Aeropuerto de Ben Gurión. Fuente externa
El Aeropuerto Ben Gurión en Israel, situado en las afueras de Tel Aviv, anunció el miércoles que se verá en la necesidad de anular aproximadamente 500 vuelos comerciales si antes del domingo se mueven 15 aviones cisterna del Ejército de Estados Unidos que están en sus pistas.
De acuerdo con el canal de televisión israelí 12, Sharon Kedmi, el director de la Autoridad Aeroportuaria israelí, expresó que, sin esas 15 posiciones disponibles, se tendrán que cancelar cerca de 100.000 boletos de avión solo en julio.
Este medio también reportó que, tras el anuncio de un acuerdo entre Irán y Estados Unidos para finalizar el conflicto, varios de los 72 aviones estadounidenses que estaban en el aeropuerto principal de Israel fueron trasladados a bases militares dentro del país.
La ministra de Transporte de Israel, Miri Regev, mencionó en una carta enviada el domingo al primer ministro Benjamín Netanyahu que los aviones estadounidenses en Ben Gurión representan “una pérdida económica directa de miles de millones de séqueles” para las aerolíneas y el sector turístico.
“Además, esto afectará de manera grave la imagen de Israel como destino aéreo y puede desanimar a las aerolíneas que recientemente han reanudado sus operaciones a Israel tras la tregua”, agregó.
Regev indicó que alrededor de 72 aviones cisterna estadounidenses estaban estacionados en el Aeropuerto Ben Gurión el domingo, utilizando “más de la mitad de su capacidad”, mientras que otros 26 estaban en el Aeropuerto de Ramón, en Eilat, ocupando “el 90% de su espacio”.
“Comprendo que esta situación sea favorable para las Fuerzas de Defensa de Israel y la Fuerza Aérea, pero tenemos la responsabilidad de considerar el transporte civil y proporcionar una solución para los ciudadanos”, afirmó la ministra, quien dijo que era su segunda carta al primer ministro sobre este tema.

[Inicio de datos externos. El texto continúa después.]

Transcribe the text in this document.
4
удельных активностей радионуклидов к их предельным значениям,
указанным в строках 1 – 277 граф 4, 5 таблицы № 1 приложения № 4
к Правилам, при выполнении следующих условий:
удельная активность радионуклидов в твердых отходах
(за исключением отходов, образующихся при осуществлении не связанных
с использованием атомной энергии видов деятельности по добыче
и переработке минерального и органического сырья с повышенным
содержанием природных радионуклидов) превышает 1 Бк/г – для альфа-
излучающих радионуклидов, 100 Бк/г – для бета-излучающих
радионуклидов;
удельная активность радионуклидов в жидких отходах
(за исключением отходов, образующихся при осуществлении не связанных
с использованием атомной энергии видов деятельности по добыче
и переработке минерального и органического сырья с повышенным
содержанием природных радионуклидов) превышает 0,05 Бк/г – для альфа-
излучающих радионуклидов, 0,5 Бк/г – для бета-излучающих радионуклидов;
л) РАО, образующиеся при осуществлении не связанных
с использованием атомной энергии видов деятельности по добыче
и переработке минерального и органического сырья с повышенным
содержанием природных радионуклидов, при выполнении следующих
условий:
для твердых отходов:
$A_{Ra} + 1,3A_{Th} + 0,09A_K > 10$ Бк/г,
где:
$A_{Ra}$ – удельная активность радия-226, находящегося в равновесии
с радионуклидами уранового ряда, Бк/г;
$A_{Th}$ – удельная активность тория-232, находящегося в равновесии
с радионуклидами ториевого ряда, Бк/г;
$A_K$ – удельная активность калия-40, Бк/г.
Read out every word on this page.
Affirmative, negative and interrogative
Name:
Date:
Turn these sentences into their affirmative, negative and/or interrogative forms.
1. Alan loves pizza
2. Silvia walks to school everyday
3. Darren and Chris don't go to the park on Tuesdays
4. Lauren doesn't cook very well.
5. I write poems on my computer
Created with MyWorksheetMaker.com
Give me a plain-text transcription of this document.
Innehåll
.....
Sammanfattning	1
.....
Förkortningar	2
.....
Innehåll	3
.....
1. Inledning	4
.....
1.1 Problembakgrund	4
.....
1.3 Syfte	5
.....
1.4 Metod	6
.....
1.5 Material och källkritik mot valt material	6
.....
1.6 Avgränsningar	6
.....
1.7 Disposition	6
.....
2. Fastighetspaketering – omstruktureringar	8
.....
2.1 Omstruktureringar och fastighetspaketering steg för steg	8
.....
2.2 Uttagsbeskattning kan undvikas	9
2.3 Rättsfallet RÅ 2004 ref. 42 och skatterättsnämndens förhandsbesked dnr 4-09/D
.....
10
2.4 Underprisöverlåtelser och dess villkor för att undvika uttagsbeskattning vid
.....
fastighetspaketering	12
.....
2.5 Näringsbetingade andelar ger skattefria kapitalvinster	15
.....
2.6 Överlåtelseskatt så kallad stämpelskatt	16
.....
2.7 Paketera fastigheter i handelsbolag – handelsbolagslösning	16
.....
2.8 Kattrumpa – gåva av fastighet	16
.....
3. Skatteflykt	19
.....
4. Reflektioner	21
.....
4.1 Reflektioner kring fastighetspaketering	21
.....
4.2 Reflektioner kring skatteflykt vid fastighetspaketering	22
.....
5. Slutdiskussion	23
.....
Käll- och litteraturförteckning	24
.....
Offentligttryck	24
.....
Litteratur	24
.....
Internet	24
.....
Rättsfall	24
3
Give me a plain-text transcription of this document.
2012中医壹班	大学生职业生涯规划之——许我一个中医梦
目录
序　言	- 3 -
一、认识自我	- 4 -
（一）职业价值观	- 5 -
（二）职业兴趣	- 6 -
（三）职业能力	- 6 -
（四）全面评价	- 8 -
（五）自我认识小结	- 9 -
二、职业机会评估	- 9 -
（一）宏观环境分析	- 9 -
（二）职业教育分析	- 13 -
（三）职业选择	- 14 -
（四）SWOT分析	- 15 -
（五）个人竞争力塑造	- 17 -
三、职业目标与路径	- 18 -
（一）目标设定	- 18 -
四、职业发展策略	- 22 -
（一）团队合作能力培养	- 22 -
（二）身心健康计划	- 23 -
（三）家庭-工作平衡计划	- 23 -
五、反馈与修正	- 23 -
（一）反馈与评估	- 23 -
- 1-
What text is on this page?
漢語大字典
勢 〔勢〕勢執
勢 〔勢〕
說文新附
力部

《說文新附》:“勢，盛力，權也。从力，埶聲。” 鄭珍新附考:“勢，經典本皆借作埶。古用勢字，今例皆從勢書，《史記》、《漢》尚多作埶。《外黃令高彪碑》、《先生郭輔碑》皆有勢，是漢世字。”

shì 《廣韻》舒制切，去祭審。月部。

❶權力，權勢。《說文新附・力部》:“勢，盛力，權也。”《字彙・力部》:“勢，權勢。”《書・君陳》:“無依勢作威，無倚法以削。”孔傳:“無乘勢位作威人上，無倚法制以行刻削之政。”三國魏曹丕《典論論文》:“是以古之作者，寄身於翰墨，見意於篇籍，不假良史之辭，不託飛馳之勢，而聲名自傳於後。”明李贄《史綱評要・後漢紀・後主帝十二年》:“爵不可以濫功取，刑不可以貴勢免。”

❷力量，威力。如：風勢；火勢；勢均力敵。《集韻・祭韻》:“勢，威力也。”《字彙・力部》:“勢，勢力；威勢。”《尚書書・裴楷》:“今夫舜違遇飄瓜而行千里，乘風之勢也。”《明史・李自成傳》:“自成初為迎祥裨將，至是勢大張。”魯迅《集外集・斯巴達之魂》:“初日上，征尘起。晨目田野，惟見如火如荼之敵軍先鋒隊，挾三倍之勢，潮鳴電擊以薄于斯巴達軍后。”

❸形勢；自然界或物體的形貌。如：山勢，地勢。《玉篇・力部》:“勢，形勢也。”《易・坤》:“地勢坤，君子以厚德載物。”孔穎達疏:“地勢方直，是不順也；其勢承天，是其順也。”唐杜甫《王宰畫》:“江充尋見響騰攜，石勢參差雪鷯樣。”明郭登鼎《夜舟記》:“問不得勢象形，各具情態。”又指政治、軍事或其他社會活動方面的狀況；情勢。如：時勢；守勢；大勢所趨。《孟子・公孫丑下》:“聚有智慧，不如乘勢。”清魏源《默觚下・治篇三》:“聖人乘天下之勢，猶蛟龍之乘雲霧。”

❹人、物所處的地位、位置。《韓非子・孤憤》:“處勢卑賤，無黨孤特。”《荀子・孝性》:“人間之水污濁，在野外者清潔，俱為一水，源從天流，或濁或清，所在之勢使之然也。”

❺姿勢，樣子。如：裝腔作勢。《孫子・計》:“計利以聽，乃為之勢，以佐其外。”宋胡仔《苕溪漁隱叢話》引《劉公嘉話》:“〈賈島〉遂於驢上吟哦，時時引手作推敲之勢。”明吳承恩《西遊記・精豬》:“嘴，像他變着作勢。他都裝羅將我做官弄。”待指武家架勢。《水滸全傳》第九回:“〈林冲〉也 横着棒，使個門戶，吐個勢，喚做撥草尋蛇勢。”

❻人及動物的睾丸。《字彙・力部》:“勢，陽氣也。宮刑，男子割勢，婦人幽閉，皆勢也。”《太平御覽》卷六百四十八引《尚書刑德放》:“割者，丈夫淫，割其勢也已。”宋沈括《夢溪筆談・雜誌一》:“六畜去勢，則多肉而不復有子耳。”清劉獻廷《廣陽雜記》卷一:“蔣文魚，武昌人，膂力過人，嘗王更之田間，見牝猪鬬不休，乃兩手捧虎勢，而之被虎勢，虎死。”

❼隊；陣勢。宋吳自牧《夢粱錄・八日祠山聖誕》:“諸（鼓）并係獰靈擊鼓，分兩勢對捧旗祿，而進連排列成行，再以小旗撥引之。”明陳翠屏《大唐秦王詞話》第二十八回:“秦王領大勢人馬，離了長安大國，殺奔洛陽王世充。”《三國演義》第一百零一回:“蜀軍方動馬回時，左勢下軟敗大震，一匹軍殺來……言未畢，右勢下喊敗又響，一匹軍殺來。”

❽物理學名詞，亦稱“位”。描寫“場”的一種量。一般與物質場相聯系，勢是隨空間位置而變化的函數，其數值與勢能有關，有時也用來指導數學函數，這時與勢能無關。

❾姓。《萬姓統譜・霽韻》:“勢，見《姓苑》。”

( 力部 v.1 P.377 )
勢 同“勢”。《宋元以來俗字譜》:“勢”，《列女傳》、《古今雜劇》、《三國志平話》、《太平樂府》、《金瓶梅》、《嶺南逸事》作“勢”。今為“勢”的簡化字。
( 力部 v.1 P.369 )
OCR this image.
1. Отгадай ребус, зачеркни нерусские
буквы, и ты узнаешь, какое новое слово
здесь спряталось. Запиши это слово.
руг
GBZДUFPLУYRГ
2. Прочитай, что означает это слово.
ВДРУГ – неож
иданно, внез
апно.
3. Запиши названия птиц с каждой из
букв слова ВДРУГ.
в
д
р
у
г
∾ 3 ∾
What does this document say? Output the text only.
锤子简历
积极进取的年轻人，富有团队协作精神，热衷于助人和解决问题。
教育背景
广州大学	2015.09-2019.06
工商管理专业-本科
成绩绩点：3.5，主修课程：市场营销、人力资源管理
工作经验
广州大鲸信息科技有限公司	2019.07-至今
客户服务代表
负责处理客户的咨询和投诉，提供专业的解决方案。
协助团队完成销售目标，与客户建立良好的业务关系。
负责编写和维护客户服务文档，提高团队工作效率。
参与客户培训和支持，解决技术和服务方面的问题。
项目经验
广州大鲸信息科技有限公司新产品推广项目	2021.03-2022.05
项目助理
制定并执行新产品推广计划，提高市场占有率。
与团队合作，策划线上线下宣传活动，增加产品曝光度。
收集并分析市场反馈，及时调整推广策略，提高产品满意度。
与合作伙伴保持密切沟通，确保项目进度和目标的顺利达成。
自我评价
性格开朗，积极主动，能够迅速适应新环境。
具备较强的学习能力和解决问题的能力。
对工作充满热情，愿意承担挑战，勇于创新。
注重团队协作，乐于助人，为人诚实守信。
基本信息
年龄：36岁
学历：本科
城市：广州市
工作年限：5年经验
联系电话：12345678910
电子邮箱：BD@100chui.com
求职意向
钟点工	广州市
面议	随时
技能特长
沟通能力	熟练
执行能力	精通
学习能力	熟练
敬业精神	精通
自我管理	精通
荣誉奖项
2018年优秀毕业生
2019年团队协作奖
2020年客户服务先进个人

La ministra sugirió la reubicación inmediata de los aviones estadounidenses a bases de la Fuerza Aérea israelí, y propuso que sus aeronaves se trasladaran a aeródromos civiles en diferentes partes del país.
Los aviones militares de Estados Unidos han estado en Israel desde febrero, poco antes de que comenzara la ofensiva conjunta de Israel y Estados Unidos contra Irán el 28 de ese mes, que se prolongó por más de cien días y se espera que concluya con un acuerdo que no involucra a Israel.
El acuerdo preliminar, que se prevé que se firme el viernes, extiende por 60 días el alto el fuego que ha estado en vigor desde el 8 de abril y establece un marco para futuras conversaciones sobre el acuerdo nuclear. Los compromisos incluyen la reapertura del estrecho de Ormuz y un levantamiento gradual de las sanciones a Teherán.
Sin embargo, según varias fuentes israelíes, no se anticipa que los aviones militares estadounidenses salgan de Israel antes de que finalice el año.
Después del anuncio esta semana sobre el acuerdo, Netanyahu afirmó que “la batalla no ha concluido” y que Israel permanecera “alerta” y dispuesto a atacar si es necesario, no solo a Irán, sino también a cualquiera de los que llamó sus socios en el Medio Oriente.